Two weeks ago, with a knot in my stomach the size of Timbuktu, I hit submit on my AWARD School folio. Just like that, twelve weeks of blood, sweat, and full-blown anxiety attacks were over.
The first ten weeks were a celebration of unabashed creativity that I’d never experienced before. My only experience in this industry is within an agency environment, which carries with it real-world restrictions and a need to mould creative work to fit the specifications of those holding the purse strings.
AWARD School is the antithesis of that environment. The ordinary rules don’t apply, client expectations are non-existent, and some of the most successful work is work that probably wouldn’t sell much of anything in the real world.
In a funny way, this is a fairly accurate nod to one of the biggest problems with the traditional advertising industry as we see it at 50 Crates. There are far too many people and agencies claiming to be creative, not to move products or generate sustainable brand growth, but to win awards that serve their own reputations.
Success should be measured by sales, market share, consumer feedback and purchase intent. But many agencies are instead focussed on virality, awards, praise from their peers and similarly vacant measures.
And clients are easily sucked in by the PR and glitz of AWARD Season, seduced by having their brand name on the lips of thousands even if they have no intention of ever putting it in their shopping cart.

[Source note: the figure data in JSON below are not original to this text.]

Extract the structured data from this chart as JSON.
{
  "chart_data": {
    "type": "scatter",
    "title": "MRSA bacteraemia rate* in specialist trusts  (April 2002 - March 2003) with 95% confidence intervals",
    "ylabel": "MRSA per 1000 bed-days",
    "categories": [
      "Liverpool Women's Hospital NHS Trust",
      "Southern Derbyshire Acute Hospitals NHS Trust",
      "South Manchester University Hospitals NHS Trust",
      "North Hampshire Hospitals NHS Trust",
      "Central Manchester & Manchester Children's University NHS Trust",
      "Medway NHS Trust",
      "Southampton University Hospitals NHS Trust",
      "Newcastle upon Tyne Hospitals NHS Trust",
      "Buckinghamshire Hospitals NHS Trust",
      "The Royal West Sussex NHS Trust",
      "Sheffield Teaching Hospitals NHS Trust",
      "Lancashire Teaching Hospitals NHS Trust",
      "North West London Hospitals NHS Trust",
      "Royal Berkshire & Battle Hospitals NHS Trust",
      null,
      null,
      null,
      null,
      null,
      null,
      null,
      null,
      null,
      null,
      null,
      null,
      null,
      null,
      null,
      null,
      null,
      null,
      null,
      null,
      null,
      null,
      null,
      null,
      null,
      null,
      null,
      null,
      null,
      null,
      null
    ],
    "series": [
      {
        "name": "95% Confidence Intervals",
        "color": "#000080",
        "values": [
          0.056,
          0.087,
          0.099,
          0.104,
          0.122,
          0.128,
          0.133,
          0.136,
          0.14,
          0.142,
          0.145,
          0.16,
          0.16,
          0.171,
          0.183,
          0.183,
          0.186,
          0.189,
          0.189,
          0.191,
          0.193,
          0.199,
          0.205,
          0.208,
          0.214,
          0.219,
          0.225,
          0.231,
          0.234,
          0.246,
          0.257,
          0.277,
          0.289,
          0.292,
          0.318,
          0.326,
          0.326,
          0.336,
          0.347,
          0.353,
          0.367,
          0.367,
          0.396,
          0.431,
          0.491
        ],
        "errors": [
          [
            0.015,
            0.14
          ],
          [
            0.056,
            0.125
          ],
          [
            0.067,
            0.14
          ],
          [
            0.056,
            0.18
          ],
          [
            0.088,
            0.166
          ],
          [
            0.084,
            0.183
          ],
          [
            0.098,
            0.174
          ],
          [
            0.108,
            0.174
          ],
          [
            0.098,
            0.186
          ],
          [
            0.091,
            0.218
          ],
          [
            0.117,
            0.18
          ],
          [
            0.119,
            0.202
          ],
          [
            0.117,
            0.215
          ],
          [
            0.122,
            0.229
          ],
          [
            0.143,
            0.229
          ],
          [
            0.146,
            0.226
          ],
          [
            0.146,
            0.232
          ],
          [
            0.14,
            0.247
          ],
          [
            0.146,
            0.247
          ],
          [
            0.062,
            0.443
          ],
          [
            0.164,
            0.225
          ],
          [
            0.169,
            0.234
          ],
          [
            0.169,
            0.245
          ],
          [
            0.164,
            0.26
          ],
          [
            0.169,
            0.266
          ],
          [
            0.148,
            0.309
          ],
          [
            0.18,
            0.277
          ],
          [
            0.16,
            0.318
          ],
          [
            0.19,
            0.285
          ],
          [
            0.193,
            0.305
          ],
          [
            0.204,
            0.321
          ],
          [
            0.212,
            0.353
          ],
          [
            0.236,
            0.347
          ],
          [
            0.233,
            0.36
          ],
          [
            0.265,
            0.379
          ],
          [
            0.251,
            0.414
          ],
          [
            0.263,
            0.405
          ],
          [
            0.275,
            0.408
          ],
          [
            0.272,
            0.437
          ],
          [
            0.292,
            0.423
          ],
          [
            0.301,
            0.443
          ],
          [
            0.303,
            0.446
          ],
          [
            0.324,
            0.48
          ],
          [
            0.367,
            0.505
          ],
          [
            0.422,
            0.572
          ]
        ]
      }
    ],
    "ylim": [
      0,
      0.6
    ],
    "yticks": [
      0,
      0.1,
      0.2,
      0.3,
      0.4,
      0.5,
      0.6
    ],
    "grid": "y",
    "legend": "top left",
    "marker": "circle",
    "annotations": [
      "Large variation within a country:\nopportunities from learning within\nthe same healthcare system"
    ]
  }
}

My final weeks of AWARD School saw me struggling with this tension between my instinct to favour work that would realistically drive results, and the understanding that my goal was really to make a middle-aged white male judge amused enough to linger for a moment before flicking to the next page of my folio.

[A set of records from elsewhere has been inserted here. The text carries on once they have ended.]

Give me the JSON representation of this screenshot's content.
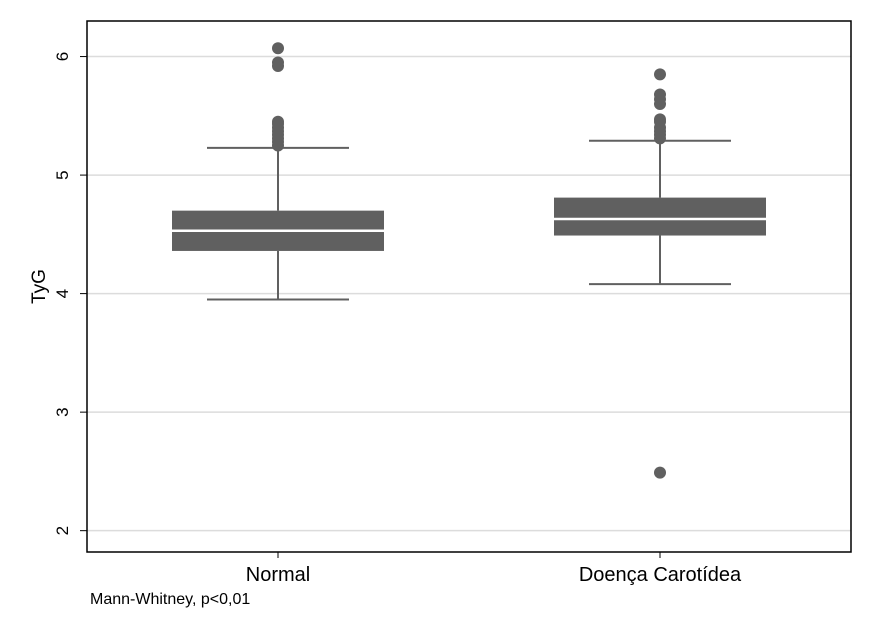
{
  "chart_data": {
    "type": "box",
    "ylabel": "TyG",
    "xlabel": "",
    "ylim": [
      1.82,
      6.3
    ],
    "yticks": [
      2,
      3,
      4,
      5,
      6
    ],
    "grid": true,
    "color": "#606060",
    "median_color": "#ffffff",
    "categories": [
      "Normal",
      "Doença Carotídea"
    ],
    "boxes": [
      {
        "category": "Normal",
        "whisker_low": 3.95,
        "q1": 4.36,
        "median": 4.53,
        "q3": 4.7,
        "whisker_high": 5.23,
        "outliers": [
          5.25,
          5.28,
          5.31,
          5.34,
          5.37,
          5.4,
          5.43,
          5.45,
          5.92,
          5.95,
          6.07
        ]
      },
      {
        "category": "Doença Carotídea",
        "whisker_low": 4.08,
        "q1": 4.49,
        "median": 4.63,
        "q3": 4.81,
        "whisker_high": 5.29,
        "outliers": [
          2.49,
          5.31,
          5.34,
          5.37,
          5.4,
          5.45,
          5.47,
          5.6,
          5.64,
          5.68,
          5.85
        ]
      }
    ]
  },
  "footnote": "Mann-Whitney, p<0,01"
}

In the end, the middle-aged white man won in 9/10 cases. He only lost in the one because I didn’t have an idea good enough to impress him.

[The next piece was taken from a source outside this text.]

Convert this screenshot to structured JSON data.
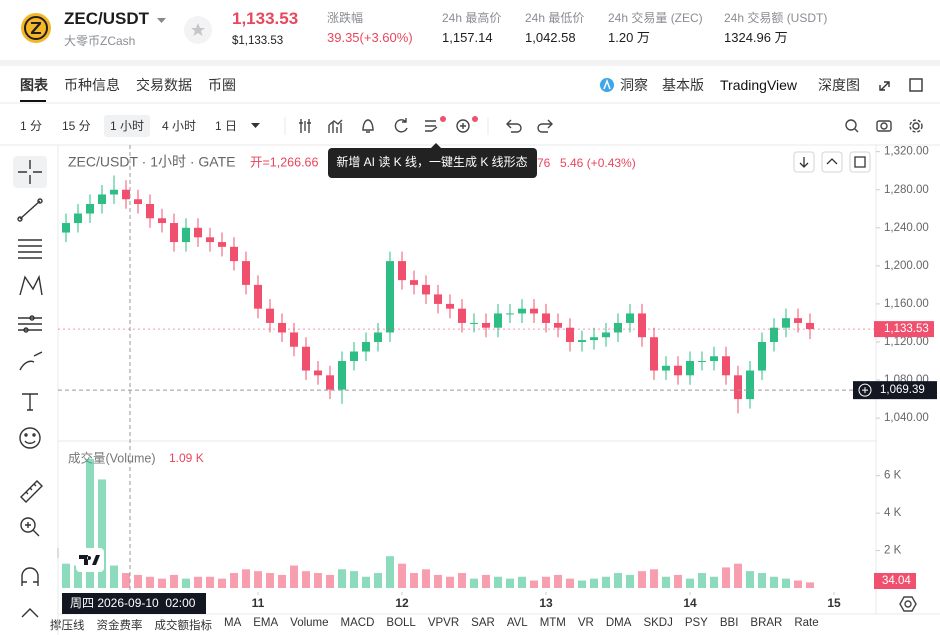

That being said I loved every second of the experience. Even the seven-hour folio review that concluded at2am on a Tuesday. I needed the opportunity to get away from client expectations for long enough to unlock the potential of my own creativity. I needed to learn how to push for the best idea rather than settle for the one that’s most likely to get approved.
But now that it’s over and I’m back to work, I’m committed to mastering the balance between bold creativity and KPI-kicking work. The sweet spot exists, you just need to find it.